Let $A = (a_{ij})$,$B=(b_{i,j}) \in M_n$, and matrice $C \in M_{n,2n}$ formed by joining the matrices $A$ and $B$ like this:

$$C= \begin{pmatrix} a_{11} & \cdots & a_{1n} & b_{11} & \cdots & b_{1n}\\ \vdots & & \vdots &\vdots & & \vdots\\ a_{n1} & \cdots & a_{nn} & b_{n1} & \cdots & b_{nn} \\ \end{pmatrix}. $$

Prove whether the following implication true or false:

The rows of $A$ are linearly independent $\implies$ the rows of $C$ are linearly independent.

I think this implication is true, but I don't know how to prove it. If the rows are independent, then no matter which columns you add to that matrice, the rows will remain independent, but like, how to prove that?

Answer 1

Prove the contrapositive: "the rows of $C$ are linearly dependent implies that the rows of $A$ are linearly dependent"

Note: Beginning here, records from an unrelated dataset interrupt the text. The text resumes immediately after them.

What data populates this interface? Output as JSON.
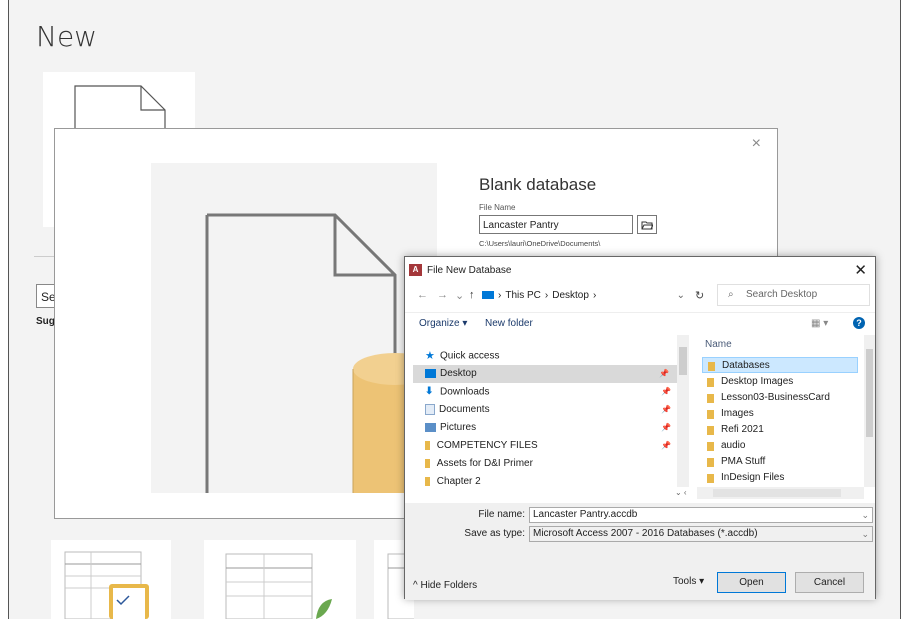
{
  "backstage": {
    "title": "New",
    "search_partial": "Sear",
    "suggested_partial": "Sugge"
  },
  "blank_panel": {
    "close": "×",
    "title": "Blank database",
    "file_name_label": "File Name",
    "file_name_value": "Lancaster Pantry",
    "path": "C:\\Users\\lauri\\OneDrive\\Documents\\"
  },
  "dialog": {
    "app_icon": "A",
    "title": "File New Database",
    "close": "✕",
    "address": {
      "root": "This PC",
      "folder": "Desktop"
    },
    "search_placeholder": "Search Desktop",
    "toolbar": {
      "organize": "Organize ▾",
      "new_folder": "New folder"
    },
    "nav": [
      {
        "label": "Quick access",
        "icon": "star-icon",
        "pinned": false
      },
      {
        "label": "Desktop",
        "icon": "desktop-icon",
        "pinned": true,
        "selected": true
      },
      {
        "label": "Downloads",
        "icon": "download-icon",
        "pinned": true
      },
      {
        "label": "Documents",
        "icon": "documents-icon",
        "pinned": true
      },
      {
        "label": "Pictures",
        "icon": "pictures-icon",
        "pinned": true
      },
      {
        "label": "COMPETENCY FILES",
        "icon": "folder-icon",
        "pinned": true
      },
      {
        "label": "Assets for D&I Primer",
        "icon": "folder-icon",
        "pinned": false
      },
      {
        "label": "Chapter 2",
        "icon": "folder-icon",
        "pinned": false
      }
    ],
    "column_name": "Name",
    "files": [
      "Databases",
      "Desktop Images",
      "Lesson03-BusinessCard",
      "Images",
      "Refi 2021",
      "audio",
      "PMA Stuff",
      "InDesign Files"
    ],
    "file_name_label": "File name:",
    "file_name_value": "Lancaster Pantry.accdb",
    "save_type_label": "Save as type:",
    "save_type_value": "Microsoft Access 2007 - 2016 Databases (*.accdb)",
    "hide_folders": "Hide Folders",
    "tools": "Tools",
    "open": "Open",
    "cancel": "Cancel"
  },
  "colors": {
    "folder": "#e8b84a",
    "access_red": "#a4373a",
    "selection": "#cce8ff",
    "accent": "#0078d7"
  }
}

But this is obvious from the very definition of linear dependence: the rows of $C$ are linearly dependent, $C$ has a row which is a linear combination of the other rows of $C$. Since $C = [A \mid B]$, so $A$ has a row which is a linear combination of the other rows of $A$. Therefore, the rows of $A$ are linearly dependent.

Answer 2

Take scalars $\lambda_1,\ldots,\lambda_n$ such that$$\lambda_1(a_{11},\ldots,a_{1n},b_{11},\ldots,b_{1n})+\cdots+\lambda_n(a_{n1},\ldots,a_{nn},b_{n1},\ldots,b_{nn})=0.$$Then, in particular,$$\lambda_1(a_{11},\ldots,a_{1n})+\cdots+\lambda_n(a_{n1},\ldots,a_{nn})=0.$$Since the rows of $A$ are linearly independent, every $\lambda_i$ is equal to $0$.